Abstract

Abstract Employing sector-level data on production input interlinkages within and across all countries of the European Union, I use a stochastic actor-oriented model to estimate the evolution of input–output architecture over the period 2001–2014. My behavioral model of network formation approaches these dynamics from the perspective of individual nodes and thus provides a framework to test alternative microfoundations of an endogenous production network. The proposed methodology resolves at least two fundamental problems of empirical investigations into the dynamics of production networks. First, it bypasses the endogeneity problem that arises when topological features of the network determine the formation or dissolution of network ties. Second, it accounts for the mutual dependence between the network and producers’ individual behaviors.
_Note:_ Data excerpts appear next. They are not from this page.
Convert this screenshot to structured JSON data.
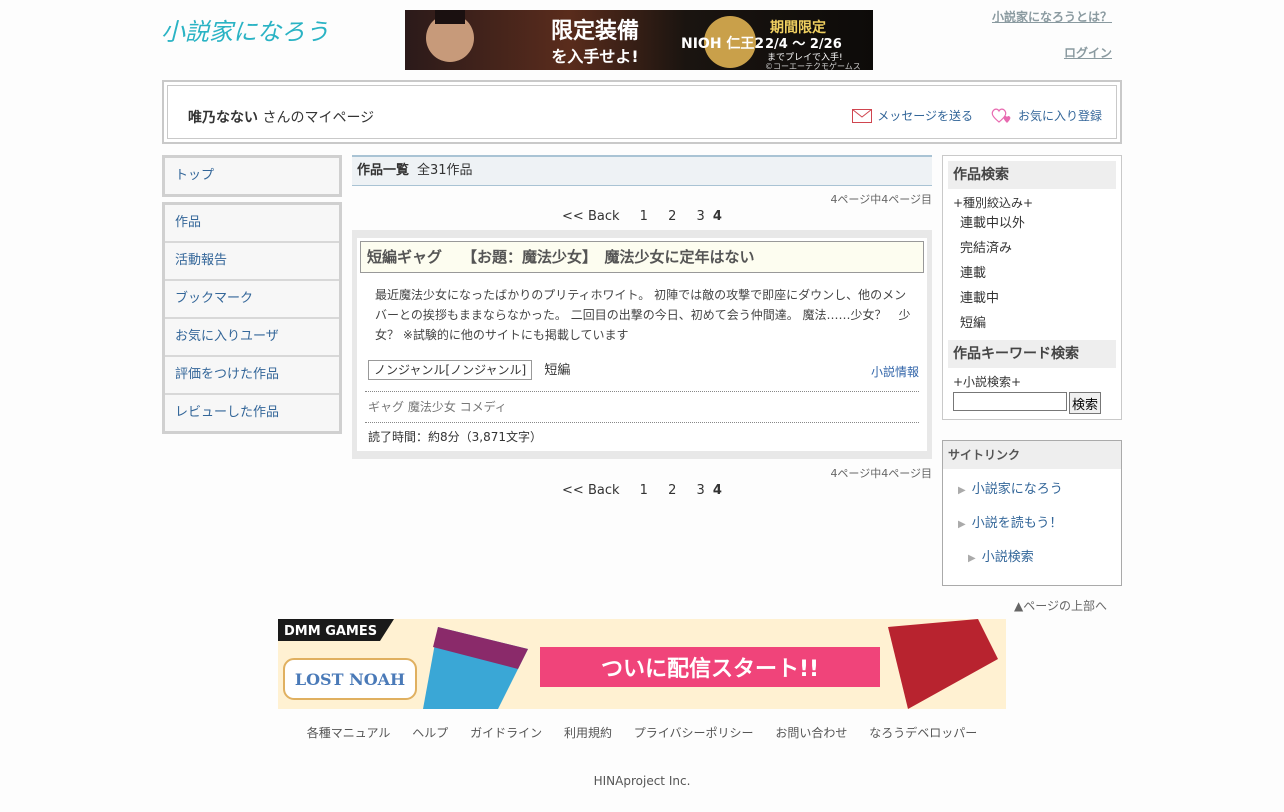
{
  "header": {
    "logo_text": "小説家になろう",
    "top_banner": {
      "text_main": "限定装備",
      "text_sub": "を入手せよ!",
      "game": "NIOH 仁王2",
      "period_title": "期間限定",
      "period": "2/4 ～ 2/26",
      "period_note": "までプレイで入手!",
      "copyright": "©コーエーテクモゲームス"
    },
    "about_link": "小説家になろうとは？",
    "login_link": "ログイン"
  },
  "userbox": {
    "name": "唯乃なない",
    "suffix": " さんのマイページ",
    "send_message": "メッセージを送る",
    "add_favorite": "お気に入り登録"
  },
  "leftnav": {
    "top": "トップ",
    "items": [
      "作品",
      "活動報告",
      "ブックマーク",
      "お気に入りユーザ",
      "評価をつけた作品",
      "レビューした作品"
    ]
  },
  "main": {
    "heading": "作品一覧",
    "count": "全31作品",
    "page_info": "4ページ中4ページ目",
    "pager": {
      "back": "<< Back",
      "pages": [
        "1",
        "2",
        "3"
      ],
      "current": "4"
    },
    "work": {
      "genre_tag": "短編ギャグ",
      "title": "【お題：魔法少女】　魔法少女に定年はない",
      "synopsis": "最近魔法少女になったばかりのプリティホワイト。 初陣では敵の攻撃で即座にダウンし、他のメンバーとの挨拶もままならなかった。 二回目の出撃の今日、初めて会う仲間達。 魔法……少女？　少女？ ※試験的に他のサイトにも掲載しています",
      "genre": "ノンジャンル[ノンジャンル]",
      "kind": "短編",
      "info_link": "小説情報",
      "keywords": "ギャグ 魔法少女 コメディ",
      "read_time": "読了時間：約8分（3,871文字）"
    }
  },
  "right": {
    "search_title": "作品検索",
    "filter_label": "+種別絞込み+",
    "filters": [
      "連載中以外",
      "完結済み",
      "連載",
      "連載中",
      "短編"
    ],
    "keyword_title": "作品キーワード検索",
    "keyword_label": "+小説検索+",
    "keyword_value": "",
    "search_button": "検索",
    "sitelink_title": "サイトリンク",
    "sitelinks": [
      "小説家になろう",
      "小説を読もう！",
      "小説検索"
    ]
  },
  "pagetop": "▲ページの上部へ",
  "bottom_banner": {
    "brand": "DMM GAMES",
    "game": "LOST NOAH",
    "text": "ついに配信スタート!!"
  },
  "footer": {
    "links": [
      "各種マニュアル",
      "ヘルプ",
      "ガイドライン",
      "利用規約",
      "プライバシーポリシー",
      "お問い合わせ",
      "なろうデベロッパー"
    ],
    "copyright": "HINAproject Inc."
  },
  "colors": {
    "link": "#336699",
    "heading_border": "#a9c3d4",
    "title_bg": "#fdfdf0"
  }
}
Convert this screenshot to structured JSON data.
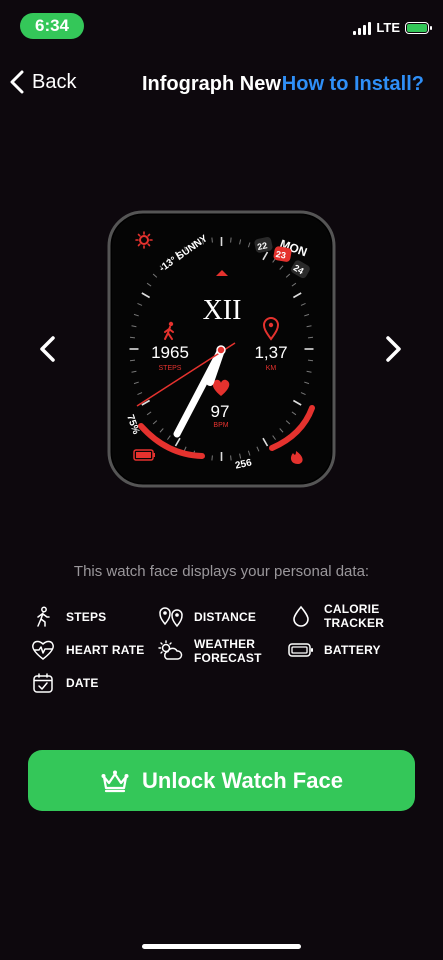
{
  "status_bar": {
    "time": "6:34",
    "network": "LTE",
    "battery_color": "#34c759"
  },
  "nav": {
    "back_label": "Back",
    "title": "Infograph New",
    "install_link": "How to Install?"
  },
  "watch_face": {
    "weather": "-13° SUNNY",
    "day": "MON",
    "dates": [
      "22",
      "23",
      "24"
    ],
    "hour_numeral": "XII",
    "steps_value": "1965",
    "steps_label": "STEPS",
    "distance_value": "1,37",
    "distance_label": "KM",
    "heart_value": "97",
    "heart_label": "BPM",
    "battery_percent": "75%",
    "calories": "256",
    "accent_color": "#e5322e"
  },
  "info_text": "This watch face displays your personal data:",
  "features": [
    {
      "label": "STEPS",
      "icon": "walking-icon"
    },
    {
      "label": "DISTANCE",
      "icon": "location-pin-icon"
    },
    {
      "label": "CALORIE\nTRACKER",
      "icon": "drop-icon"
    },
    {
      "label": "HEART RATE",
      "icon": "heart-rate-icon"
    },
    {
      "label": "WEATHER\nFORECAST",
      "icon": "weather-icon"
    },
    {
      "label": "BATTERY",
      "icon": "battery-icon"
    },
    {
      "label": "DATE",
      "icon": "calendar-icon"
    }
  ],
  "unlock_button": {
    "label": "Unlock Watch Face",
    "color": "#34c759"
  }
}
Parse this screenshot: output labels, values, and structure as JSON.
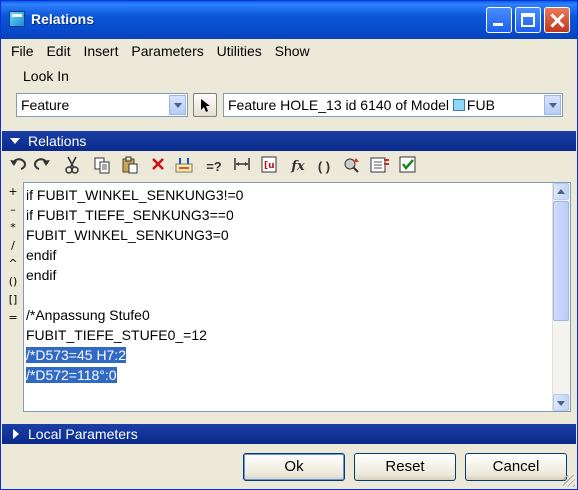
{
  "window": {
    "title": "Relations"
  },
  "menu": [
    "File",
    "Edit",
    "Insert",
    "Parameters",
    "Utilities",
    "Show"
  ],
  "lookin": {
    "label": "Look In",
    "type_value": "Feature",
    "model_value_prefix": "Feature HOLE_13 id 6140 of Model",
    "model_value_suffix": "FUB"
  },
  "relations_section": {
    "title": "Relations"
  },
  "side_operators": [
    "+",
    "–",
    "*",
    "/",
    "^",
    "()",
    "[]",
    "="
  ],
  "code_lines": [
    "if FUBIT_WINKEL_SENKUNG3!=0",
    "if FUBIT_TIEFE_SENKUNG3==0",
    "FUBIT_WINKEL_SENKUNG3=0",
    "endif",
    "endif",
    "",
    "/*Anpassung Stufe0",
    "FUBIT_TIEFE_STUFE0_=12",
    "/*D573=45 H7:2",
    "/*D572=118°:0"
  ],
  "local_parameters_section": {
    "title": "Local Parameters"
  },
  "buttons": {
    "ok": "Ok",
    "reset": "Reset",
    "cancel": "Cancel"
  },
  "colors": {
    "titlebar": "#0b56d8",
    "section_header": "#0a2a8a",
    "selection": "#316ac5"
  }
}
Building on this model, I find that supplier heterogeneity in productivity, growth, and labor costs, the introduction of a common currency, and several structural network characteristics such as degree centrality (preferential attachment) as well as the tendencies to connect to indirect suppliers in the nearest network neighborhood (transitivity) and to form bilateral relationships (reciprocity) determine the evolution of the production network. At the same time, changes of the network structure feed back on productivity, growth, and labor costs as producers converge in behavior to their supply chain partners. My results, therefore, testify to additional dynamic network effects on aggregate outcomes that arise from the adjustment of the production network in response to idiosyncratic shocks.